MENTERI Pariwisata dan Ekonomi Kreatif (Menparekraf), Sandiaga Salahuddin Uno menegaskan, siapa saja yang mendaftarkan Citayam Fashion Week (CFW) sebagai Hak Kekayaan Intelektual (HAKI) harus transparan menjelaskan maksud dan tujuannya.
“Kalau yang mendaftarkan CFW ke HAKI berdasarkan siapa cepat dia dapat, itu sangat tidak adil karena yang besar pasti akan lebih cepat mengingat mereka memiliki penasehat-penasehat hukum yang hebat,” ujarnya dalam Weekly Press Briefing yang dipantau secara virtual.

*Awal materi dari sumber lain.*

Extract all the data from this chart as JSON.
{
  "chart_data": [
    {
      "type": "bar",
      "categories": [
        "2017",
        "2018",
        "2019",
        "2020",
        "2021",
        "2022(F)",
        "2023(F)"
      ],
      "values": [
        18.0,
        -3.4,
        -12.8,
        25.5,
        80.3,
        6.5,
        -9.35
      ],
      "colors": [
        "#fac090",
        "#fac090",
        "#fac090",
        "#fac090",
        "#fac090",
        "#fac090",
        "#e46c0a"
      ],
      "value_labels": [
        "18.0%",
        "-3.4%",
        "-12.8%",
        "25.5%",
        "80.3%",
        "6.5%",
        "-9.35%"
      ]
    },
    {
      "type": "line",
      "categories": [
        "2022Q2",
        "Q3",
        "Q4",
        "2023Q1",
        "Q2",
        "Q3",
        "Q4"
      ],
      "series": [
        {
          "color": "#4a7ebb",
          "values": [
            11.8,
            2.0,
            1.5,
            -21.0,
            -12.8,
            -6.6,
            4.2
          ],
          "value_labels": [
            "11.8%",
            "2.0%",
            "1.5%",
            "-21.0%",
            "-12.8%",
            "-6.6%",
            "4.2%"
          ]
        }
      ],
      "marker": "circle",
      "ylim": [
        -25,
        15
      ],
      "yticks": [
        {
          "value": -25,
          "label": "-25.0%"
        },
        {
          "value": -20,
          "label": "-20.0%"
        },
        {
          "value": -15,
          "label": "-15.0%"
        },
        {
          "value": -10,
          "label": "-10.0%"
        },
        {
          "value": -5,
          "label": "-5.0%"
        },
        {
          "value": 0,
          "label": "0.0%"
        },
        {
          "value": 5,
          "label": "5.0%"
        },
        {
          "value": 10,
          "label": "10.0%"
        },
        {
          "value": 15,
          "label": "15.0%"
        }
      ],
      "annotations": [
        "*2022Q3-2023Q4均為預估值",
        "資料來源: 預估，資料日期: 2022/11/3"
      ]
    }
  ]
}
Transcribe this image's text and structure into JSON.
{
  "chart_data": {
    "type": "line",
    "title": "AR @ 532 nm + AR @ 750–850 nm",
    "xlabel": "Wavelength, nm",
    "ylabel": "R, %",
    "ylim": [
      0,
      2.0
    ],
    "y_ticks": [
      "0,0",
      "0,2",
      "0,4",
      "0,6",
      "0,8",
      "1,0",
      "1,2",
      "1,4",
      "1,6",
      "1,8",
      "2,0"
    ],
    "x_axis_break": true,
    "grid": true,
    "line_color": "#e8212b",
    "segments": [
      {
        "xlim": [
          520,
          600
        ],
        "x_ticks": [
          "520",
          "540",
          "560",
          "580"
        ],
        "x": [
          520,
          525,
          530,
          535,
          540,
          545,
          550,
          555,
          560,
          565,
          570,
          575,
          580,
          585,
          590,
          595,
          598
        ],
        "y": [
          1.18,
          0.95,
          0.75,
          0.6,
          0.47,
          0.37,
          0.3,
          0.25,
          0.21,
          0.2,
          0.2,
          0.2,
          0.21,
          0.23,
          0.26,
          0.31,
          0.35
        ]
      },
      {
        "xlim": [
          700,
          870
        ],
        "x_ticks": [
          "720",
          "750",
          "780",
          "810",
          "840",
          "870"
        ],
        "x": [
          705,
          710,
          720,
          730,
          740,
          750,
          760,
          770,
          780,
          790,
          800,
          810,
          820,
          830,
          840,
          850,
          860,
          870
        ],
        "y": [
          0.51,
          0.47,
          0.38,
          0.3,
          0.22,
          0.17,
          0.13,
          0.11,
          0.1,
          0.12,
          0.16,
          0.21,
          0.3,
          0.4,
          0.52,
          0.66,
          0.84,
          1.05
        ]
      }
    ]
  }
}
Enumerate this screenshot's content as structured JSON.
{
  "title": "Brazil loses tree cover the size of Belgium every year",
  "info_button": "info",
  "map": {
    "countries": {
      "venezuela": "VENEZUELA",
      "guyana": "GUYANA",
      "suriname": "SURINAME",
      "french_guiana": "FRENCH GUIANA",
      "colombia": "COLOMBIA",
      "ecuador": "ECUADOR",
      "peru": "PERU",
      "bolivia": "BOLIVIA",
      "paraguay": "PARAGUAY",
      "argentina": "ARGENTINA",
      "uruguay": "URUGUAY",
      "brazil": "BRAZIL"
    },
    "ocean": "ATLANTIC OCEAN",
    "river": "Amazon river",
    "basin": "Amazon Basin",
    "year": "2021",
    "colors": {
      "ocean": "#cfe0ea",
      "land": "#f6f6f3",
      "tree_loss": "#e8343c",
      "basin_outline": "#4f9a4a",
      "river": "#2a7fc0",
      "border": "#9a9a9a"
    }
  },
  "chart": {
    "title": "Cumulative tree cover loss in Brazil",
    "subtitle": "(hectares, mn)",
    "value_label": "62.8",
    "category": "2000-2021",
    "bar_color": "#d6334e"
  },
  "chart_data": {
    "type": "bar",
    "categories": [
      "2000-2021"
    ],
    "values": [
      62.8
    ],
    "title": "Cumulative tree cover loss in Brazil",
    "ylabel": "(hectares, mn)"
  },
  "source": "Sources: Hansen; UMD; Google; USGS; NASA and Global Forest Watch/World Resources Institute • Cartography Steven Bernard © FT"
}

Seperti diketahui, artis Indonesia Baim Wong hendak mendaftarkan HAKI atas CFW ke Kementerian Hukum dan HAM. Tentunya, lanjut dia, secara hukum boleh mendaftarkan HAKI dengan brand CFW.

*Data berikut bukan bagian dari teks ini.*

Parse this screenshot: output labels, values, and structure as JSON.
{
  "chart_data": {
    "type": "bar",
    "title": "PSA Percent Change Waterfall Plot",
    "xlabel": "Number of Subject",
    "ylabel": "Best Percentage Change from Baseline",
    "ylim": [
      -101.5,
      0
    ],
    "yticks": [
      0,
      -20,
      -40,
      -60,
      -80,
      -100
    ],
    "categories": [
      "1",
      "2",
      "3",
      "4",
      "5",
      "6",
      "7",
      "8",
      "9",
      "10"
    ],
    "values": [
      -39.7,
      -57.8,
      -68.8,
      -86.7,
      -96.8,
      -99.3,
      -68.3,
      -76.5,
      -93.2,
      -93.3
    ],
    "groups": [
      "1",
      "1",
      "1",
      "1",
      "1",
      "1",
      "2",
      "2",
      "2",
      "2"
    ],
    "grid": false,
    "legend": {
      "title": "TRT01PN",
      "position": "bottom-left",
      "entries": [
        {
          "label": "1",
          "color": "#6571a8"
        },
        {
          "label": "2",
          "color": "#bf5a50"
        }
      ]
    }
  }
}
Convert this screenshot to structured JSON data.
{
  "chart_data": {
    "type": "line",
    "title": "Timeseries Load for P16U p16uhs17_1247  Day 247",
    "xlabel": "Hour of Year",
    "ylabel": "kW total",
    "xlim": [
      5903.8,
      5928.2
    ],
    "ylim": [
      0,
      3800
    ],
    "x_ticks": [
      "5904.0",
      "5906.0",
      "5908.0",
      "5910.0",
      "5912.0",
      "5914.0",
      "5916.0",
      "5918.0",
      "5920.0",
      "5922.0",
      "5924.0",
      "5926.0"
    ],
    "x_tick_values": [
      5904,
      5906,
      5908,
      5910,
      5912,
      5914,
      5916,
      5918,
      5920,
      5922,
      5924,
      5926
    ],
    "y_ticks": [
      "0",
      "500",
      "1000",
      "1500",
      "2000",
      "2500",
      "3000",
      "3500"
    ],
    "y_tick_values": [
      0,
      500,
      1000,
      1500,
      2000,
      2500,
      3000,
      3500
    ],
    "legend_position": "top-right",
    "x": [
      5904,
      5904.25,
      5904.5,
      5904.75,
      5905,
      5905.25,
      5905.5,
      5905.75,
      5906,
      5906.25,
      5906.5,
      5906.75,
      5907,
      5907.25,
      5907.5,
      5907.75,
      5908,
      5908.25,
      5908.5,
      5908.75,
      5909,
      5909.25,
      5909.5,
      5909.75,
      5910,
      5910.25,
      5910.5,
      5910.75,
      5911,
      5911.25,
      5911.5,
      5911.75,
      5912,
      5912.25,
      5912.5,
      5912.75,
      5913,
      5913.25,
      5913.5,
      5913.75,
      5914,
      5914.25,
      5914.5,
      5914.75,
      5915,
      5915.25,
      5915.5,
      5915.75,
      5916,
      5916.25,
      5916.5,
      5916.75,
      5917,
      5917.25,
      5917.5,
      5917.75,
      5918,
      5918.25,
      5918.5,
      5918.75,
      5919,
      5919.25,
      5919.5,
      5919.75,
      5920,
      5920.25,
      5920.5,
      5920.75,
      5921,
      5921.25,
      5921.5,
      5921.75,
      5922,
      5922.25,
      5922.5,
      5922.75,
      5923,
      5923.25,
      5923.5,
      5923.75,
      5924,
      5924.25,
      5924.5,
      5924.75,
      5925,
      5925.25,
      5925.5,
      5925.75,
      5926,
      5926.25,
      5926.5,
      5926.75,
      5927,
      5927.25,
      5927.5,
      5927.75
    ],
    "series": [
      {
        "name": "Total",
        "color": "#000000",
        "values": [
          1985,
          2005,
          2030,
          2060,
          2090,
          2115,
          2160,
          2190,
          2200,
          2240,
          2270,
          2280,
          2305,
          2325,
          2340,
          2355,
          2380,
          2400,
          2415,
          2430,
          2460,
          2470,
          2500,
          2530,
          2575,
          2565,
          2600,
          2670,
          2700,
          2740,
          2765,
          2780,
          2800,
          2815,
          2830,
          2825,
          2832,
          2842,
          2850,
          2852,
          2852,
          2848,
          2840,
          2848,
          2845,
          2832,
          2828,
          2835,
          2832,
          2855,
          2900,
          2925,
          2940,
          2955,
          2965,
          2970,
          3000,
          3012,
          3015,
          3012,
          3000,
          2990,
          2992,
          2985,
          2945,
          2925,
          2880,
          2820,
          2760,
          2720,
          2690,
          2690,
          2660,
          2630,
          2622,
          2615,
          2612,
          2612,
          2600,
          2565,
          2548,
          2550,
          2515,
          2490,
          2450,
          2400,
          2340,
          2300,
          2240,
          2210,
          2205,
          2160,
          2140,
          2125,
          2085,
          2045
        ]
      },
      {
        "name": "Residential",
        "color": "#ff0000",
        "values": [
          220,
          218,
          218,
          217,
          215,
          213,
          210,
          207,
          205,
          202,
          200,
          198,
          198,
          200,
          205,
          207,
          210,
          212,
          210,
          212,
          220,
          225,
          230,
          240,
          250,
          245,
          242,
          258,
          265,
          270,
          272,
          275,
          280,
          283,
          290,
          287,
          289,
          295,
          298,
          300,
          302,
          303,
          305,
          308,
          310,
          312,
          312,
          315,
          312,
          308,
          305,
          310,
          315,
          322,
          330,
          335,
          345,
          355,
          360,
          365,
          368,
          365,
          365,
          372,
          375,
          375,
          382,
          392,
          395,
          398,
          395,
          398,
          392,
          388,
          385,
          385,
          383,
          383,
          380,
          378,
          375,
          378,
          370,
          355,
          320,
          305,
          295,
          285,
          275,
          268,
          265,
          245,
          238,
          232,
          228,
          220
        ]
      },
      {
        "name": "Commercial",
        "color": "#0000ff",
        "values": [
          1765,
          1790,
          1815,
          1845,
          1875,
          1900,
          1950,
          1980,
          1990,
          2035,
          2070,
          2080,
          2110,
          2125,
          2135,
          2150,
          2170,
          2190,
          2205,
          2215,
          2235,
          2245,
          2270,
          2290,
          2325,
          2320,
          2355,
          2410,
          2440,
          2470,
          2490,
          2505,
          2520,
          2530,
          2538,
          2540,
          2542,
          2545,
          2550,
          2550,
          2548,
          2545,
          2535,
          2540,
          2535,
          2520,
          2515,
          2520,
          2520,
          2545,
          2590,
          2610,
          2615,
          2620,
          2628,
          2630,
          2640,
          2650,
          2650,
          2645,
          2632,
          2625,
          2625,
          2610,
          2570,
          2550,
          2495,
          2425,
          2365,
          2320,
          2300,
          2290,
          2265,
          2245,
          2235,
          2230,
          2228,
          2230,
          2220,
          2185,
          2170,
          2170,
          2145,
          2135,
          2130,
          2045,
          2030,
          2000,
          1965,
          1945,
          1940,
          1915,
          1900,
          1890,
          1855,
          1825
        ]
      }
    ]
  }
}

Namun, dia mengingatkan agar CFW tak dimonopoli oleh sekelompok elite karena konsep yang ditampilkan dalam fenomena tersebut ialah demokratisasi sub sektor fesyen dengan kepemilikan publik secara luas.
“Saya tak mau berprasangka buruk, saya maunya berprasangka baik kalau niatnya Baim baik untuk memberikan perlindungan dan bekerja sama dengan kelompok anak-anak Sudirman, Citayam, Bojong Gede, dan Depok (SCBD),” kata dia
Lebih lanjut, pihaknya berencana untuk melakukan diskusi agar CFW menjadi brand yang memberdayakan dan memberikan kesempatan kepada banyak talenta muda di bidang sub sektor fesyen.

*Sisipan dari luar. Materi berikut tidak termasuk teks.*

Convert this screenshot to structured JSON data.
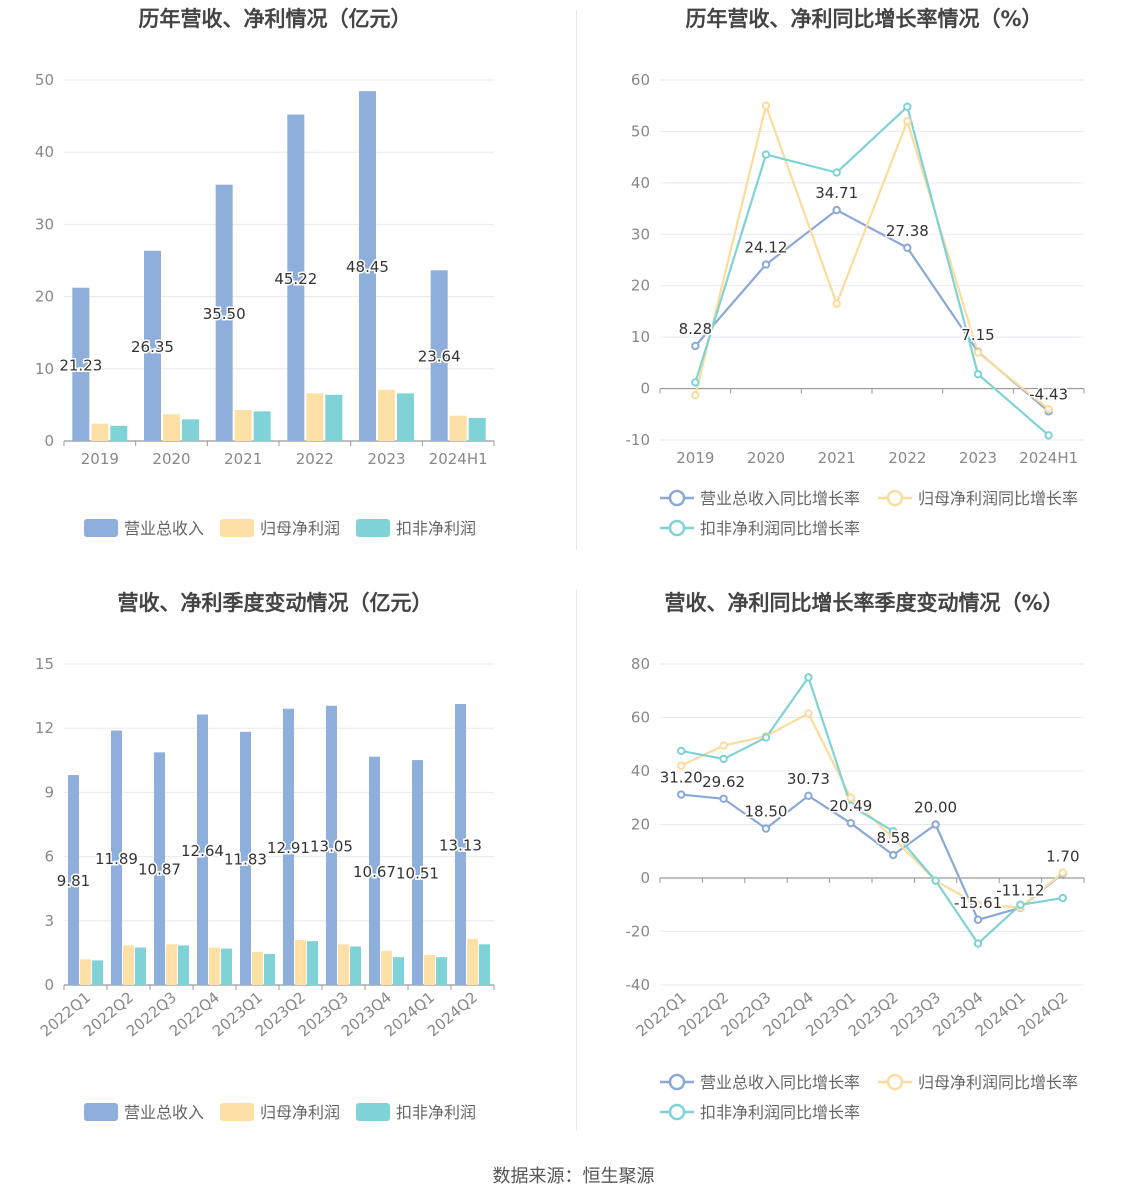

“Saya masih berprasangka baik dan ingin berkoordinasi dengan Mas Baim. Yang terpenting adalah anak-anak SCBD ini bisa terfasilitasi, terberdayakan, tak ada yang terzalimi, tidak ada yang tersandera brand CFW sudah dimerekkan dan diinstitusionalkan. Harapan saya ini tak memicu pro dan kontra, tapi memikirkan yang terbaik buat anak-anak, tren fesyen, dan kebangkitan ekonomi serta pembukaan lapangan kerja,” ungkap Sandiaga.